Why this grade: This is a materials science / photovoltaics engineering study — not a human or biological study — and is currently a preprint without peer review, making evidence grading for human health claims inapplicable.
Abstract Mesostructured interfacial materials offered an effective route to regulate charge extraction, defect chemistry and mechanical stability in perovskite solar cells (PSCs). Here we reported a copper-based amino acid complex, GHK-Cu, as a chemically adaptive interfacial modulator at the perovskite/2,2,7,7-tetrakis (N, N-di-p-methoxyphenyl-amine) 9,9-spirobifluorene (Spiro-OMeTAD) interface.
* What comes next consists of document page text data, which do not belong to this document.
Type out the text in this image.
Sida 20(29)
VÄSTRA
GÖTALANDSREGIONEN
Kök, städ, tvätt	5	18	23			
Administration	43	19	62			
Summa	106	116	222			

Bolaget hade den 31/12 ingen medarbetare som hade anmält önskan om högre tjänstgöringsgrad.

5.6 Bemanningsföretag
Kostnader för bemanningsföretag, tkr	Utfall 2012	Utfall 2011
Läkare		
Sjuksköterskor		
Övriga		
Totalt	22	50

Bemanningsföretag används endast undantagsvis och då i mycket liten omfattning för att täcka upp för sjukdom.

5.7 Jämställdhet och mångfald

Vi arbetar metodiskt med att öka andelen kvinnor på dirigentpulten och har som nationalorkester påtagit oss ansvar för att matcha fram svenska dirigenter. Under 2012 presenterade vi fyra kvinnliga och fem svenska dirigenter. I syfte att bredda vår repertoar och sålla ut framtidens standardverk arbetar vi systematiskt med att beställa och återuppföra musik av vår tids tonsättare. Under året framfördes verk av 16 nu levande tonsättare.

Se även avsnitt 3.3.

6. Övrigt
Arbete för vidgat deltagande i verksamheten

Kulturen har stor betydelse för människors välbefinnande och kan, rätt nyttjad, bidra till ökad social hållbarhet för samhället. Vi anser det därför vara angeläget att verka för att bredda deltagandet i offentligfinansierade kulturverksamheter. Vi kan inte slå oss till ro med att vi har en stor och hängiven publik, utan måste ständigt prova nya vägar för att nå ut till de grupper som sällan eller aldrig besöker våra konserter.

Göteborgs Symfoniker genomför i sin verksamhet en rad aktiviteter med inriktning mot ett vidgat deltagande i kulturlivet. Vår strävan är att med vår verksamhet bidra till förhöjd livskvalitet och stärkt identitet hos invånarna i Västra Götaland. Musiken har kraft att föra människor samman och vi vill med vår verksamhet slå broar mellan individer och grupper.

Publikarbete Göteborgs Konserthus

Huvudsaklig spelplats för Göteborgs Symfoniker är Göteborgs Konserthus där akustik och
Owing to its molecular flexibility and polarity-responsive coordination environment, GHK-Cu exposed multiple binding sites, including ─C = O, ─COOH, and ─NH 2 , which interacted with undercoordinated ionic defects through coordination and hydrogen bonding. These interactions promoted the interfacial self-assembly of GHK-Cu into a mesoporous architecture. The resulting mesoporous scaffold reorganized Spiro-OMeTAD into a hybrid mesoporous@Spiro-OMeTAD hole-transport layer, forming continuous hole-transport channels in conjunction with multivalent copper ions while mitigating thermomechanical stress and ion migration. Devices incorporating this ion-coupled mesoporous interlayer delivered a power conversion efficiency of 26.72%, with a certified efficiency of 26.34%, and retained 95% of their initial efficiency after 1600 h of maximum power point tracking under 85℃.